BYD Co. will start offering a full suite of electric-vehicle components to rivals and aspiring auto manufacturers to diversify its revenue sources amid sputtering car demand.

Among the parts that the Shenzhen-based company makes and now sells are EV batteries, powertrains and lights, founder Wang Chuanfu said in an online press conference on Sunday.

BYD, China’s biggest maker of vehicles powered by alternative energy for the past six years, will use the brand name FinDreams for the parts business.

EV sales have been slumping in China since July, when the country reduced sales subsidies, and the decline has been exacerbated by the coronavirus outbreak. BYD, which is financially more stable than most local EV competitors, is betting the new business will help it return to growth quicker even as the market contracts.

“BYD will open its technology and products to the whole world,” Wang said. “FinDreams units will help change the role participants in Chinese auto industry play in the global new energy arena.”

BYD, founded as a mobile-phone battery maker, has been growing by expanding into new businesses over the past two decades. The company started car manufacturing in 2003 and rolled out its first vehicles powered by lithium-iron-phosphate batteries in 2006. It has since added electric buses, utility vehicles, energy storage equipments, monorail and insulated gate bipolar transistors to its offering.

To help fight the spread of the coronavirus, the company expanded to face masks and reached a daily production capacity of 10 million units this past week, according to Wang.

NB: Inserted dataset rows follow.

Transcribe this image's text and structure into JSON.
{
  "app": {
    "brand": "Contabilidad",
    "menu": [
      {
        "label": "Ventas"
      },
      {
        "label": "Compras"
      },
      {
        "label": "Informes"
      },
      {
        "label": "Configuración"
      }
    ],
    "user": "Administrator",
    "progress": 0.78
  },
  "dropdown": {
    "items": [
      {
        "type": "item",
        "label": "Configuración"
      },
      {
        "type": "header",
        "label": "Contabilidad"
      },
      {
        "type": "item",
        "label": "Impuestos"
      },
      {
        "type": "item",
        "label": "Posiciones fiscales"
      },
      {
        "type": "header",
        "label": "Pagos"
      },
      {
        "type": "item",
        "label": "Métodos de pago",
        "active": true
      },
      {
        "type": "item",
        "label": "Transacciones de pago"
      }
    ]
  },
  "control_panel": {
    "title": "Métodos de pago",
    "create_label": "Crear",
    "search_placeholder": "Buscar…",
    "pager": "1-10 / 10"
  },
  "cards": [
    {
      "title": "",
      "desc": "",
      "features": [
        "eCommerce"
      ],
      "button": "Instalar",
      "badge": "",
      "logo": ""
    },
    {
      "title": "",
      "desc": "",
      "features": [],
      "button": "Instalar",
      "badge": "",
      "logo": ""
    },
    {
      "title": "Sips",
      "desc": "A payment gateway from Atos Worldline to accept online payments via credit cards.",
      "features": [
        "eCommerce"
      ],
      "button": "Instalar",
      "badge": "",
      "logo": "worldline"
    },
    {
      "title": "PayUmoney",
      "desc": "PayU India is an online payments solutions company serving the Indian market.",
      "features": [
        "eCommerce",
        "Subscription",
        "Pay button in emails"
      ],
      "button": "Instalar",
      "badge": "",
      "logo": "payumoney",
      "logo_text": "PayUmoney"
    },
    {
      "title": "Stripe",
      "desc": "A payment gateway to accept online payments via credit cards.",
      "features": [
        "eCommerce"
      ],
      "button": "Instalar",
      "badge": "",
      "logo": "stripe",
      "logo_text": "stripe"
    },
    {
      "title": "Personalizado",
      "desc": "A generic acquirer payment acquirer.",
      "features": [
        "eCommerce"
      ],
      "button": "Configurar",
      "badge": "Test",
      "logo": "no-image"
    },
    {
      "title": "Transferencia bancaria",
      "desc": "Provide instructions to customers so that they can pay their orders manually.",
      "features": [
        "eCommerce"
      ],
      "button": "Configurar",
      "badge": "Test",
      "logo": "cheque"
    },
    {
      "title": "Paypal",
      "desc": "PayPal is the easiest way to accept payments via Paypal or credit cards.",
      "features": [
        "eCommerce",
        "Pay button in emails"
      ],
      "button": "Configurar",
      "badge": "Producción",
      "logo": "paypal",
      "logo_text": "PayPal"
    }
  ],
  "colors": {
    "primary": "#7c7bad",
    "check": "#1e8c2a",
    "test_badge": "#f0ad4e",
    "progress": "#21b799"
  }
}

The versatility of its manufacturing operations has helped BYD become self-reliant on EV parts. While until recently it focused on making components only for internal purposes, the company is now seeking to take advantage of a potential recovery and future growth of the market.

The annual value of batteries used in electric vehicles, electric buses and related energy storage is set to balloon about 10 times to a potential $500 billion by 2050, according to Sanford C. Bernstein & Co.

To demonstrate its competitiveness, BYD on Sunday unveiled test results of its so-called “blade battery,” touting it as a cost-competitive, safer and compact offering. Almost all automakers are in talks with BYD over collaboration on the product, according to He Long, head of BYD’s car battery business.

Last year, BYD signed an agreement with Toyota Motor Corp. on EV battery supply and joint product development, with the companies setting up an jointly owned venture this month. BYD also cooperates with Daimler AG to produce Denza brand EVs.